With my face flushed and snot dripping from my nose in about the same intervals as my tears from my eyes, my father comes bursting in my door demanding an explanation and wanting to know how he can better the situation and better understand what it is that I was feeling. We talked, I refraind from whining and stifled as much of my crying as I could, and we worked it out. It came down to that he gives me a hard time as a part of his parenting, but sometimes it's not pushing me in the right direction, it's just being a complete pain in the ass and pouring lemon juice in open wounds. I explained to him that I get enough lack of faith and questioning as well as criticizm from everyone else I know, and that when he adds to it, in excess, it can get to be too much. He responded in that was his way of keeping my eyes open to the possiblity of what can happen, to keep a sense of realism in my dreams. He said that he supports me fully, and has a huge respect and understanding as best he can of what I'm doing and where I'm heading in life. He said that it's hard for him to understand and take in everything sometimes though because I'll shut him off, and I bottle up so much, keeping so much to myself, and on top of that, we don't ever really have a chance to sit down and talk. I agreed, and explained that I bottle up and just shut him off at times because I'll get so sick of him and never having anything positive to say, just negativity and questioning of what I'm doing, always "That's good, BUT", never just "That's good." I agreed that we don't talk as much as we should, but our schedules are never in quite the same line, so we never really get a chance to just sit down and talk, and that's why I always try to fill him in on my way to school or when he gets home from work. He understood, and realized that my being such a stubborn hard ass was successfully his doing, and that my closedness to a lot of emotion was a part of that as well.

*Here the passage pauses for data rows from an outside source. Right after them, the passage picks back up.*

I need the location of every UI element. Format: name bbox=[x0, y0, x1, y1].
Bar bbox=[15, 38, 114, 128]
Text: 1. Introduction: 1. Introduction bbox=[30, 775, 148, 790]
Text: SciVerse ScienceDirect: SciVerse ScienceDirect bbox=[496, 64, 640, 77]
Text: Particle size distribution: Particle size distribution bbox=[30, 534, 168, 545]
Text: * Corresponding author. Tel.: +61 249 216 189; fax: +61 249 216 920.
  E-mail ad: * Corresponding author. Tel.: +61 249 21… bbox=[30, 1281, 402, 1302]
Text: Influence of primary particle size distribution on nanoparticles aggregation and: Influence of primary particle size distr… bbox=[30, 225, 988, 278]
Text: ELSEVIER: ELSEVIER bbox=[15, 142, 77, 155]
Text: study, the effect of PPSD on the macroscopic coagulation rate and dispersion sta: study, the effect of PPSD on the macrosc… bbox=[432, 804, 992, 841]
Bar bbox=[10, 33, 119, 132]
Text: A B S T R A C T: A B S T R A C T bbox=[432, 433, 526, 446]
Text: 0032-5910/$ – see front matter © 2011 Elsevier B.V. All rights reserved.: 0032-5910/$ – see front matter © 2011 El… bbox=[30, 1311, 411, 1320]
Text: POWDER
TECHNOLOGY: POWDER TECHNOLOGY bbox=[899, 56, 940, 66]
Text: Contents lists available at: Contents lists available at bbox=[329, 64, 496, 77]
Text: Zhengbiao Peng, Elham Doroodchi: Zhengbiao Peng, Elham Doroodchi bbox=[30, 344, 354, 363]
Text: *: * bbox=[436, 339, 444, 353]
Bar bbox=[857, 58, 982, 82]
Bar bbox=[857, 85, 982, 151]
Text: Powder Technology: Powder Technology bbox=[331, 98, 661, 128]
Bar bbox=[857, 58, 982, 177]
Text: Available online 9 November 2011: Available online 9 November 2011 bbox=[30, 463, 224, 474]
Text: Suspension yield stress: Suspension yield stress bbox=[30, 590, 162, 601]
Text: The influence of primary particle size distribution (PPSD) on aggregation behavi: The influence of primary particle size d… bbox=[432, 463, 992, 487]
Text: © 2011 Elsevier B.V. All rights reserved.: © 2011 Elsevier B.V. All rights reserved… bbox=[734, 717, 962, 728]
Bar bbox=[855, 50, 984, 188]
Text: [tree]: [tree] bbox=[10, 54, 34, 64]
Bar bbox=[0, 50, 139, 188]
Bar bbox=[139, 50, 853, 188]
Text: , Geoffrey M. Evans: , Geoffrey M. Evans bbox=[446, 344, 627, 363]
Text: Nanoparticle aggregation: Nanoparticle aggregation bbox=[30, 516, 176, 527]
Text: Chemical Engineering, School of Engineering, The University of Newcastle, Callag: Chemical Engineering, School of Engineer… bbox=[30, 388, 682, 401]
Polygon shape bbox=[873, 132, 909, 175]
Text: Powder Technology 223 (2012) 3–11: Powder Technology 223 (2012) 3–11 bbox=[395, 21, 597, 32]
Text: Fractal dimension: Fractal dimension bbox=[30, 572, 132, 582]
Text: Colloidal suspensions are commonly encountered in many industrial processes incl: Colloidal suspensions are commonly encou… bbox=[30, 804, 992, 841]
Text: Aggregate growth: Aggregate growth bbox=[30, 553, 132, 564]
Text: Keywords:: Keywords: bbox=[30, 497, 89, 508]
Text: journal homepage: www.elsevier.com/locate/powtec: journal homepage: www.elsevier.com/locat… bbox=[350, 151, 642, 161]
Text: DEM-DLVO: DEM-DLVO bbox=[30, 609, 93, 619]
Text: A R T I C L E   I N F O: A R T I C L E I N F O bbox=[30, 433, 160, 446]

He appologized.. And, that completely set me back. He appologized for upsetting me, and said that he never meant to. He said that he's always loved me of course and supported me in whatever I choose, and that he gives me a hard time just to force me to try and do better. He said that he realizes now that sometimes there can be too much of him and his negativity, and that sometimes I just need him to be there for me, and just pat me on the back and help me in the right direction as opposed to telling me about every possibly way I can falter. I said it was ok, and that it wasn't really his fault to begin with, and nontheless he appologized again, and left my room.
I thought for a moment, and realized that that was probably a good thing, no matter how emotional it ended up being, it was a good thing. I cleaned myself up, and went down the hall, and we hugged, said our "I love you"'s, and headed outside for the rest of the day, to take in some sun.
All in all, I've been trying to get a hold of Steve.. Mostly, I just want to talk to him, to hug him, just because he always makes me feel better. I still just feel really emotional, and I always feel better when I'm around him.. He's the center. Someday, if he ever reads that story, he'll understand about being the center. Heh. For now, I just wish he'd call me.